Data from the EXRACT-PE trial, published online first in the Journal of the American College of Cardiology (JACC): Cardiovascular Interventions, found that the Indigo Aspiration system (Penumbra) met its predefined safety and efficacy endpoints for the treatment of pulmonary embolism (PE). In this multicentre, prospective study, the Indigo aspiration system was associated with a significant reduction in the right ventricular-to-left ventricular (RV/LV) ratio and a low major adverse event rate in submassive PE patients. Intraprocedural thrombolytic drugs were avoided in 98.3% of patients.
EXTRACT-PE stands for Evaluating the Safety and Efficacy of the Indigo aspiration system in Acute Pulmonary Embolism. It is a single-arm investigational device exemption (IDE) trial that enrolled 119 patients at 22 US sites, and is sponsored by Penumbra. Patients with signs and symptoms of acute PE for ≤14 days, computed tomography angiography (CTA) evidence of PE, systolic blood pressure ≥90 mm/Hg with evidence of dilated RV (RV/LV ratio >0.9), and who were 18 years of age or older were eligible for enrollment.
Patients were treated for acute PE with the Indigo aspiration system at each investigational sites. According to Penumbra, the Indigo system is designed to remove clots from arteries and veins in the peripheral vasculature. It was introduced in 2014, and received clearance for the PE indication in January 2020.
The primary efficacy endpoint analysis was the difference between the baseline and the 48-hour RV/LV diameter ratio; it was met if the lower bound of the confidence interval (CI) was >0.2.

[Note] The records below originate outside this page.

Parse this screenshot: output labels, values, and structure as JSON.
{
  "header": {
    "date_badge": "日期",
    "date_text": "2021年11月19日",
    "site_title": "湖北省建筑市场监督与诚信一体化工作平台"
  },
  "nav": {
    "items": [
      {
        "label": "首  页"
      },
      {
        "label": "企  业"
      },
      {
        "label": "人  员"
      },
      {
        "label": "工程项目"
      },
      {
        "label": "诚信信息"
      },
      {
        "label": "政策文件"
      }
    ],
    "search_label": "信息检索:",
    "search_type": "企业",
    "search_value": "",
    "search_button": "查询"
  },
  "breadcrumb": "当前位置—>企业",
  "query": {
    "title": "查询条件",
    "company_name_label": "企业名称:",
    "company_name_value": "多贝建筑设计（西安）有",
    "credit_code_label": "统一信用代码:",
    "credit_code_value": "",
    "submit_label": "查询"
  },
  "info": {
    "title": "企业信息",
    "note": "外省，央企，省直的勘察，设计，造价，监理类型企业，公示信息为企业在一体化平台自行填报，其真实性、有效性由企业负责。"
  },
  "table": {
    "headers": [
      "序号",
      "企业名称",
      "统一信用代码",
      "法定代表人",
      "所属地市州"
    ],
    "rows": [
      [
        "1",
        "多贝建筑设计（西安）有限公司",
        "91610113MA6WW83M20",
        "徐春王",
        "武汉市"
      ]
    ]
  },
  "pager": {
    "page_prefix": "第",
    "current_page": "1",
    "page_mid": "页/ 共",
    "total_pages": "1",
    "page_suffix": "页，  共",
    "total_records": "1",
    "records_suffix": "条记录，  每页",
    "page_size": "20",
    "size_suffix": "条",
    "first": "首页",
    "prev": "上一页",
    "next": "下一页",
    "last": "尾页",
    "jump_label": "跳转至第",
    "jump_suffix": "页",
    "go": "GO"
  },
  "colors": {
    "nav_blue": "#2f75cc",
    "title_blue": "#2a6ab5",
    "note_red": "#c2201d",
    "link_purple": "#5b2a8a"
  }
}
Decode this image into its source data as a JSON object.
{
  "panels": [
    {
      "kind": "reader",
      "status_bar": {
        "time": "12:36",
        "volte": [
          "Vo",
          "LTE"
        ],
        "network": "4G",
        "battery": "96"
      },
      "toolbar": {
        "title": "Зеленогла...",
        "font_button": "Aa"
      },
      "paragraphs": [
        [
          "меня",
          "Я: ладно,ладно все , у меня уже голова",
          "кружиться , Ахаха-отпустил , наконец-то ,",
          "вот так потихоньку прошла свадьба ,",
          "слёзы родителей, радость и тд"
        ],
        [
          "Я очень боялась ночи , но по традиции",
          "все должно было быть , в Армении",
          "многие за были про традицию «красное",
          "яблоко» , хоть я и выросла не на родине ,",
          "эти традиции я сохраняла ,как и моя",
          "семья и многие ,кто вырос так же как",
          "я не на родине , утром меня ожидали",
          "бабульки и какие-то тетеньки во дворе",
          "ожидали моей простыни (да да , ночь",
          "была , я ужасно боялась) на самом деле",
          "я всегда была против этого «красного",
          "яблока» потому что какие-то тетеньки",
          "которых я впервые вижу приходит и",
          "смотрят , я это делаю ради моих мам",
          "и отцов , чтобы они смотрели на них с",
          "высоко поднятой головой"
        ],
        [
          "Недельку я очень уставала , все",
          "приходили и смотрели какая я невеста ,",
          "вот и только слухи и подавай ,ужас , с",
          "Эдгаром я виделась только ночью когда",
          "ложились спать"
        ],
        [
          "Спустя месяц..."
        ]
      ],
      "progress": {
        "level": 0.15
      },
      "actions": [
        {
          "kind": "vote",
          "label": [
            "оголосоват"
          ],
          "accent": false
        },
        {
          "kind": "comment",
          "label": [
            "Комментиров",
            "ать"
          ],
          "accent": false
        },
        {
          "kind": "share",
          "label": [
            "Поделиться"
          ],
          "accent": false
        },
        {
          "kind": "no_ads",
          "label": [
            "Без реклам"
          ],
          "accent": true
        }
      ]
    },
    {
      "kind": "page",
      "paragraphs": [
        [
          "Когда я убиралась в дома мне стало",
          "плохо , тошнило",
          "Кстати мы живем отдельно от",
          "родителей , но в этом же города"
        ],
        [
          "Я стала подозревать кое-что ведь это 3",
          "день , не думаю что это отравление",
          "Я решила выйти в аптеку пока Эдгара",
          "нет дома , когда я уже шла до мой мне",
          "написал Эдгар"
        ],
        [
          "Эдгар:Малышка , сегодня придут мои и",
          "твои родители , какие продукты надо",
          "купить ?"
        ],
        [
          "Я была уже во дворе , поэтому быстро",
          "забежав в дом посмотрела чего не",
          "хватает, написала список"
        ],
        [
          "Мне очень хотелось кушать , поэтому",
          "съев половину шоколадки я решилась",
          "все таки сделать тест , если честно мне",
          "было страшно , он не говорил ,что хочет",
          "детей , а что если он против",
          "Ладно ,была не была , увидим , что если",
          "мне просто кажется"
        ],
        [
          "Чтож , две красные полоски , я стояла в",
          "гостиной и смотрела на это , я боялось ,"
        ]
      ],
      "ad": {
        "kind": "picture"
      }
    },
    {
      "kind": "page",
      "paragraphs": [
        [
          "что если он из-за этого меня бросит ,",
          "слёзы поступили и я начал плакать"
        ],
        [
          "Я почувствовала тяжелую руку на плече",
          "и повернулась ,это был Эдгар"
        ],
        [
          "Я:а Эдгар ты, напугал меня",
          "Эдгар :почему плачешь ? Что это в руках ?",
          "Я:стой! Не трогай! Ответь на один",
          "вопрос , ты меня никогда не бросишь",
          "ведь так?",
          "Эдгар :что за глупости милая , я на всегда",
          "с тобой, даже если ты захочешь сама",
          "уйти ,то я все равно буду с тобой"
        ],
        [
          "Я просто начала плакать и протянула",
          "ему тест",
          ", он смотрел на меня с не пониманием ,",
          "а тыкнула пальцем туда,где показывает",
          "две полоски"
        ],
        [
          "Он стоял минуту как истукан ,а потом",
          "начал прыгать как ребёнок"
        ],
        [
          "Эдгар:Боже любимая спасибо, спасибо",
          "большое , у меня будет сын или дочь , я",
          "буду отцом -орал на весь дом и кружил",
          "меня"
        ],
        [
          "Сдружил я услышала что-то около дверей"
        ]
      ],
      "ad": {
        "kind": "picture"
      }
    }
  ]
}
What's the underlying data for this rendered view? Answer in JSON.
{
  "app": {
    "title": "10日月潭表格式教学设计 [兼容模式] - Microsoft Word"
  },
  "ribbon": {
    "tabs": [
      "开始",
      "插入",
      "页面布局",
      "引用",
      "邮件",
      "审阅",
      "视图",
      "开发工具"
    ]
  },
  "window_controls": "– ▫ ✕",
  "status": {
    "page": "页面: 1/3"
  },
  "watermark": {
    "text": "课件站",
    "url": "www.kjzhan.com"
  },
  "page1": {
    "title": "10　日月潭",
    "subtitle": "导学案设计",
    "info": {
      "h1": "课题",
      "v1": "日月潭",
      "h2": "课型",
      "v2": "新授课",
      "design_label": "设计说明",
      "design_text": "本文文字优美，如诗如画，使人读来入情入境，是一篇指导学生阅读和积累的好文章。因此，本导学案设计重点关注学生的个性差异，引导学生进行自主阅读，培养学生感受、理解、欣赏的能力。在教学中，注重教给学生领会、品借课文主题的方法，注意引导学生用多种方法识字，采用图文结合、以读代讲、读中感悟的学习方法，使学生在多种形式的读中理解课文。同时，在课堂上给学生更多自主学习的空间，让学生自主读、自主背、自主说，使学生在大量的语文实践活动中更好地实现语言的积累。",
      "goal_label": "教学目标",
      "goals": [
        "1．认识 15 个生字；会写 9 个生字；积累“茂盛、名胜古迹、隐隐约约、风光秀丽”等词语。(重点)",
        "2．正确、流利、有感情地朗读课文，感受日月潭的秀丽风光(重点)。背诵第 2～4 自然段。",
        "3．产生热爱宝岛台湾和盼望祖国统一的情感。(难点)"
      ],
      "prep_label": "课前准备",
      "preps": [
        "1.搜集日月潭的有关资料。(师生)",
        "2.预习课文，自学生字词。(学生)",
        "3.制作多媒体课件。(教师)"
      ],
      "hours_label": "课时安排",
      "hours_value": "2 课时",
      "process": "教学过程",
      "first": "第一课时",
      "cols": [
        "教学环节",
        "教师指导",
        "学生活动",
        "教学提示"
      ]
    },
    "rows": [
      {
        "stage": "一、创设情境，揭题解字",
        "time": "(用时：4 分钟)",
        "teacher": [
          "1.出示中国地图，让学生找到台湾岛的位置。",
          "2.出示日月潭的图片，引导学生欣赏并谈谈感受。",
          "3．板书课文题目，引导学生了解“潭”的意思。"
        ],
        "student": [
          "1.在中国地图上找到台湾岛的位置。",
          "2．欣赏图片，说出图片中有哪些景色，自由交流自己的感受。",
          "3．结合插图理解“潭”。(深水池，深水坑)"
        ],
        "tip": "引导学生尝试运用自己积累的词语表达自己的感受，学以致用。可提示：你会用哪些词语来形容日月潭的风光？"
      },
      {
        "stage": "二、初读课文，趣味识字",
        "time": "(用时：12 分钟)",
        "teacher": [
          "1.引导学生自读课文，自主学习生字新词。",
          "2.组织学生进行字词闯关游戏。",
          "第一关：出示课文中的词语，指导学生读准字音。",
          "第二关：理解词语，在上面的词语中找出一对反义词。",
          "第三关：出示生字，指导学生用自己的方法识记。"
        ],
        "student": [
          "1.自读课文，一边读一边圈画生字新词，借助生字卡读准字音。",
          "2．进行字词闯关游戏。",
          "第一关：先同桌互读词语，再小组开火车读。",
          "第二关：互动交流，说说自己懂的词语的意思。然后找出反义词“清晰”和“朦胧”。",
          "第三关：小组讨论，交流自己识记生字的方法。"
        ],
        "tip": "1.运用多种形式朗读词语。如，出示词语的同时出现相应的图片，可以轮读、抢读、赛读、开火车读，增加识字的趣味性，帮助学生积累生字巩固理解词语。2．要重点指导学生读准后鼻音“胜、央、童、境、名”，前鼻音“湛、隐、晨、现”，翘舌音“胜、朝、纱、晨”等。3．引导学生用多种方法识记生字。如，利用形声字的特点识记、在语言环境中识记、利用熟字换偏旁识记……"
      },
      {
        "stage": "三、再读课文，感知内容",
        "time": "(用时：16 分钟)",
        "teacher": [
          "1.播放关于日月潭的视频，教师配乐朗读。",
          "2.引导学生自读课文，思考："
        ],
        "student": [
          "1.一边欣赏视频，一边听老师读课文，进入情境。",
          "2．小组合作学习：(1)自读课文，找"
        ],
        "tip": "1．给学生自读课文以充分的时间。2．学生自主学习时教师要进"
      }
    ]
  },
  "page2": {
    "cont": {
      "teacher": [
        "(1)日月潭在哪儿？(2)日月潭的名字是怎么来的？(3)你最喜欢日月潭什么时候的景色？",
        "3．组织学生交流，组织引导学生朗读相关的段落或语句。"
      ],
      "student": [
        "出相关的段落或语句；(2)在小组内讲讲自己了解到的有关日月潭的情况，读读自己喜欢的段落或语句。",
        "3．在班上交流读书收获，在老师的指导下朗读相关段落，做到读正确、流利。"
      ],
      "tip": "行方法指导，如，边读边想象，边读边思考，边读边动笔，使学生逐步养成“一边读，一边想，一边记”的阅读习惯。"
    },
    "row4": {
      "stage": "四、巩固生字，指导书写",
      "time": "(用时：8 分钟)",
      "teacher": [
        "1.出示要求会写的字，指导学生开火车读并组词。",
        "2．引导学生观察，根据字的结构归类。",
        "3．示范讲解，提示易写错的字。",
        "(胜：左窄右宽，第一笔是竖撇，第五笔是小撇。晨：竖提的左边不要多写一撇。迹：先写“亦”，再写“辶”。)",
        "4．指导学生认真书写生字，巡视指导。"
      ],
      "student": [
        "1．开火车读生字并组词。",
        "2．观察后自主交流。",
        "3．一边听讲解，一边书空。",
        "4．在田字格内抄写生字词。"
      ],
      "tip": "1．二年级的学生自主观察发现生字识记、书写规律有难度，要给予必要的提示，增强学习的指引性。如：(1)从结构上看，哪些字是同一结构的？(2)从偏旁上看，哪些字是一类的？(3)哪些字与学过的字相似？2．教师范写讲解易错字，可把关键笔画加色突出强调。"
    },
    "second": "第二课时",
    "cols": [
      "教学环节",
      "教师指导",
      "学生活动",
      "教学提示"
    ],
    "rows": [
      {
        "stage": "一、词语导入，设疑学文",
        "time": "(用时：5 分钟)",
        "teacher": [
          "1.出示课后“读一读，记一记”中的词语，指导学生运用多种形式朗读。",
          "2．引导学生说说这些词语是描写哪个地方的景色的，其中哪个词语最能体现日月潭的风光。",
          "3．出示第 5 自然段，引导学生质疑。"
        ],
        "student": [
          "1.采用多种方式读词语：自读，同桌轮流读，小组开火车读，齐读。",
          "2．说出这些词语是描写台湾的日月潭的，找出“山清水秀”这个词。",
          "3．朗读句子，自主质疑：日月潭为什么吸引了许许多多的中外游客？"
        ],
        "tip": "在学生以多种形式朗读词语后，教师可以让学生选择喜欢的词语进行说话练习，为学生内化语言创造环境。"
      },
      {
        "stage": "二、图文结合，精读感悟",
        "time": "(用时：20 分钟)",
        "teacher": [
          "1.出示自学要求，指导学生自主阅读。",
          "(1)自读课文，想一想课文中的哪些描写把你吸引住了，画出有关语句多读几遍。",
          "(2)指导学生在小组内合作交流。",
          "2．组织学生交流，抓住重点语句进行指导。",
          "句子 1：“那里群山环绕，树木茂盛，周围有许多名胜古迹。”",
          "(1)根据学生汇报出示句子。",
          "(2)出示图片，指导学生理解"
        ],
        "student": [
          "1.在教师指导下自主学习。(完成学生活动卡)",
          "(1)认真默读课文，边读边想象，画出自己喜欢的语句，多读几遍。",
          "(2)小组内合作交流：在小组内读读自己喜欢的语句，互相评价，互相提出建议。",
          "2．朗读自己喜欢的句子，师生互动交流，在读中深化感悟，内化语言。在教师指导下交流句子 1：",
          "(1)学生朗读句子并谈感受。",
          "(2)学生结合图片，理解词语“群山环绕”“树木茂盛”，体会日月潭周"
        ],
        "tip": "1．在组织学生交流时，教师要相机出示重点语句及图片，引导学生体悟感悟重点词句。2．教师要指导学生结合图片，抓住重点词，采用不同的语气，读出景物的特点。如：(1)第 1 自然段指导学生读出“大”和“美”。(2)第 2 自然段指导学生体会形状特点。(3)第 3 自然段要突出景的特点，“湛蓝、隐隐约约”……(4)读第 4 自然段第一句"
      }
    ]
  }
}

The primary safety endpoint was the rate of major adverse events at the 48-hour mark, a composite of device-related death, major bleeding, and device-related serious AEs (SAEs). The primary safety endpoint was met if the upper bound of the CI was <40%. Device-related SAEs were a composite of clinical deterioration, pulmonary vascular injury, and cardiac injury. Secondary safety endpoints at 48 hours included rates of device-related death, major bleeding, clinical deterioration, pulmonary vascular injury, and cardiac injury. Additional secondary safety endpoints were 30-day rates of any-cause mortality, device-related SAEs, and symptomatic recurrence of PE.
Detailing their results, lead author Akhilesh K Sista (NYU Grossman School of Medicine, New York, USA) and colleagues write: “In this prospective study of the Indigo Aspiration device for submassive PE, we found a statistically significant reduction in RV/LV ratio (0.43; 95% CI: 0.38–0.47; p<0.0001), an average reduction in systolic pulmonary artery pressure of 7.9%, and a low major adverse event rate (1.7%) following use of the device. This was achieved with 98.3% of patients receiving no procedural tissue type plasminogen activator (tPA). The rate of major bleeding was 1.7%, and there were no haemorrhagic strokes. Of note, 89.6% (n=103 of 115) of patients had a reduction in RV/LV ratio without an adverse event related to the device, major bleeding, PE-related death, or clinical deterioration.”
This led them to conclude that the Indigo Aspiration system “may be considered by endovascular physicians for use in intermediate risk PE”, and to express the opinion that future prospective studies and randomised trials should focus on which patients (including high-risk PE patients and those with thrombolytic drug contraindications) derive the greatest benefit from aspiration thrombectomy.
Sista first presented these results at the 2019 Vascular Interventional Advances conference (VIVA; 4–7 November, Las Vegas, USA).